The security landscape is continuously evolving. Hackers are continuously finding new and creative ways to exploit our systems. Even if our systems are completely secure at a single point, they will continue evolving in the future. We will add functionality, endpoints, and parameters. Those new elements can open new holes in our system. We have to continuously assess and observe our security vulnerabilities.
The benefit of observability for API security is that we can monitor user behavior all day, all the time, looking for unusual behavior, unexpected flows, and unexpected ways of using the API. As soon as we detect unusual data transfer from that endpoint, we should flag it and investigate.
Observability for API Governance
As part of governance, we want to be able to trace user flows and analyze user experience. We want to be able to answer the question of whether the API is being used as intended, whether the design is good enough, whether the user experience is good, and whether there is something we have to do to optimize user experience.

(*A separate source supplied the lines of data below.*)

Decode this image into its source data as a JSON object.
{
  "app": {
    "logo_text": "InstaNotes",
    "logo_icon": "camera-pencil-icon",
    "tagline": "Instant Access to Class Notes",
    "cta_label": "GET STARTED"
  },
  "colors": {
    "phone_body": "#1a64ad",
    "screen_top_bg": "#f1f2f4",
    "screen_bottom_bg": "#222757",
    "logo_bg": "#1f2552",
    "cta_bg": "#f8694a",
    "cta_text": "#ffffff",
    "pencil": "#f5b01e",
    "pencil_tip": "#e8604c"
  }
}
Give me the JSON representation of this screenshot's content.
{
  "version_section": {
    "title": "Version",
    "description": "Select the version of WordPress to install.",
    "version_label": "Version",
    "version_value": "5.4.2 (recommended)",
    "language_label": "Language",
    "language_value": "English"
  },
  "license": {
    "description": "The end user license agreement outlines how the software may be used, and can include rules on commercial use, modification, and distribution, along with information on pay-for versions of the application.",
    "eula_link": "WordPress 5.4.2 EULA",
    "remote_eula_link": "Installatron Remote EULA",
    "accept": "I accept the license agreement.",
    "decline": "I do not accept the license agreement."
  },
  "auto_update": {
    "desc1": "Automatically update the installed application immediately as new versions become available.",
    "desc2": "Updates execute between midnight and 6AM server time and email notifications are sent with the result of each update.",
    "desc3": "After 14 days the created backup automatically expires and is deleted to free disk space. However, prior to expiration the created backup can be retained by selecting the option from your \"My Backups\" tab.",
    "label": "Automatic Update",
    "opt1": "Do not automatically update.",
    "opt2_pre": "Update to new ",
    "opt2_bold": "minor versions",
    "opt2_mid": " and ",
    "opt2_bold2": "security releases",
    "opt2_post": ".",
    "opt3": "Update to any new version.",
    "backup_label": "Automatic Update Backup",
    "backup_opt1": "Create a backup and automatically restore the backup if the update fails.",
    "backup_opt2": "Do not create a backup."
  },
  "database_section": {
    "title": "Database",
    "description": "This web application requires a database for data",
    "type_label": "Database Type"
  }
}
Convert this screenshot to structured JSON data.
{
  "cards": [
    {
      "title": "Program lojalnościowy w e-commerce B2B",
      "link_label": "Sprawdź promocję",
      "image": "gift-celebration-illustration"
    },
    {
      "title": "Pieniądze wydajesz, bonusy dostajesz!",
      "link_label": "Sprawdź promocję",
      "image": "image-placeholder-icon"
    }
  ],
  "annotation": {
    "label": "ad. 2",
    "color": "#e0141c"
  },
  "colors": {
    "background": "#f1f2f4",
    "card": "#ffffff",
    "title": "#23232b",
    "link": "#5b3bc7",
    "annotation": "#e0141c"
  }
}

Our main focus is to ensure that the APIs are correctly documented and deliver business value and a good user experience.
Observability for API Operations
Questions that observability addresses here is, whether we have shadow APIs and zombie APIs. We should be able to trace problems across distributed applications. We should be able to identify and diagnose problems when they occur and not after the customer notifies us.
Finally, we should be able to understand our system’s topology and the dependencies between services. We might find that two services talk to each other more often than the other components, and we may be able to optimize this.
To summarize, API observability is hard, but it is necessary. It is a precondition to assess and address our API security posture. Good observability is tailored to our business needs. It speaks the language of the business. We can communicate with multiple stakeholders, align with them on errors, and communicate accordingly.